L'ensemble
Je suis chanteuse de nature. C'est à dire que j'aime chanter pour un rien, fredonner quelques airs,
inventer des mélodies, m'exprimer grâce à mes cordes vocales. Mais aussi danser, courir dans la
nature, crier, hurler, exprimer ma joie et la propager autour de moi. J'aime rendre les gens
heureux, les sentir libérés et les aider à se détendre et passer un bon moment.
Et cela a encore plus de sens de le faire avant tout autour de chez moi, dans l'église de mon
village et alentours. J'offre des concerts et des spectacles dans toute ma région, je chante pour
des mariages et différents événements et festivités, quand cela me plaît, lorsque le courant passe
et que le chant va provoquer des sensations fortes et inoubliables à ceux qui seront présent.
Pascal Cougoul (Vendays)
→ historique personelJ’écoute beaucoup de musique classique avec une préférence pour la musique baroque. J’essaie d’aller régulièrement au concert et jusqu'à cette année j’avais un abonnement à l’auditorium de Bordeaux. J’ai appris le solfège dans ma jeunesse il me reste quelques connaissances. J’ai chanté 2 ans avec Martine March qui a arrêté parce qu’elle partait à la retraite et ensuite, j’ai chante avec Canto Medoc, mais le répertoire ne me convenait pas.
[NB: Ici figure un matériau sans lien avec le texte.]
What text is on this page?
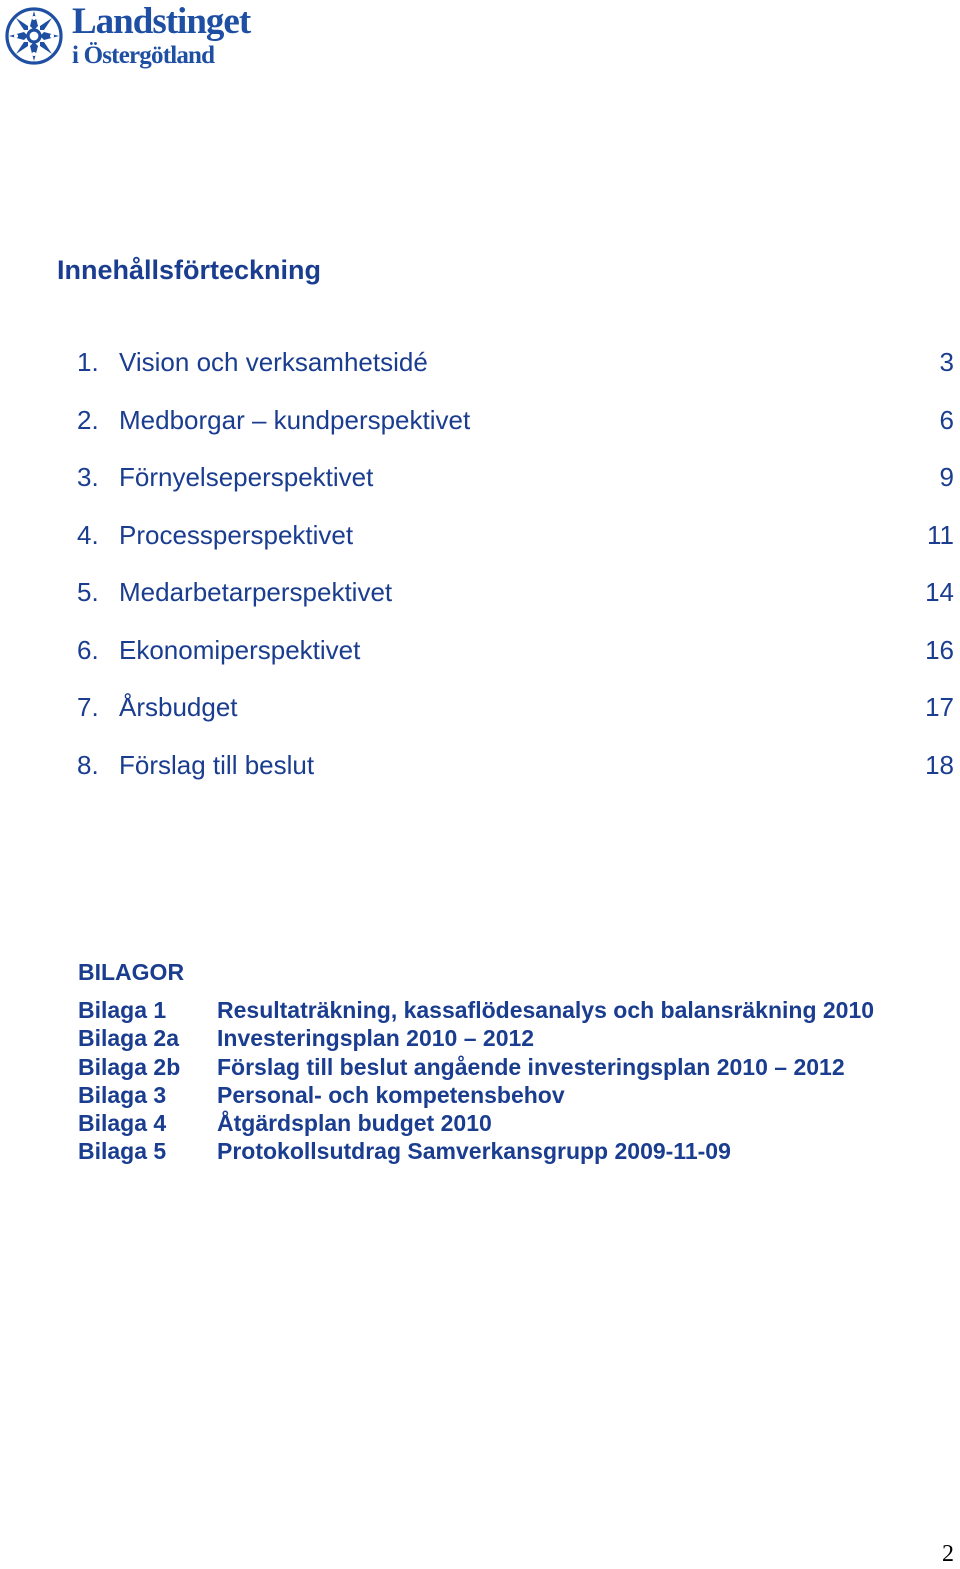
Landstinget
i Östergötland
Innehållsförteckning
1. Vision och verksamhetsidé	3
2. Medborgar – kundperspektivet	6
3. Förnyelseperspektivet	9
4. Processperspektivet	11
5. Medarbetarperspektivet	14
6. Ekonomiperspektivet	16
7. Årsbudget	17
8. Förslag till beslut	18
BILAGOR
Bilaga 1 Resultaträkning, kassaflödesanalys och balansräkning 2010
Bilaga 2a Investeringsplan 2010 – 2012
Bilaga 2b Förslag till beslut angående investeringsplan 2010 – 2012
Bilaga 3 Personal- och kompetensbehov
Bilaga 4 Åtgärdsplan budget 2010
Bilaga 5 Protokollsutdrag Samverkansgrupp 2009-11-09
2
Elke Schwichtenberg (Grayan)
→ historique personel
Pour moi, chanter signifie joie, bonne humeur et gaité : j’ai chanté tout au long de ma vie. D’abord
dans des groupes de jeunes, puis dans la chorale de l’école; j’ai appris à jouer de la guitare pour
m’accompagner quand je chantais.
Et j’ai toujours eu très envie de prendre des cours de chant, ce que je n’ai fait toutefois que
beaucoup plus tard, quand j’en ai eu enfin le temps et la possibilité, après mon départ à la
retraite, en France, mon nouveau pays. Dans le
chœur Crescendo – auprès de Guy
Varennes - j’ai trouvé alors un répertoire vocal qui répondait à tous mes vœux. Chanter dans un
groupe avec d’autres personnes a pour moi toujours quelque chose de merveilleux. Et cela a continué
lorsque je suis devenue membre d’Ariana, quelques années plus tard. C’était une musique différente,
les exigences étaient différentes, mais le plus important là aussi était de chanter ensemble.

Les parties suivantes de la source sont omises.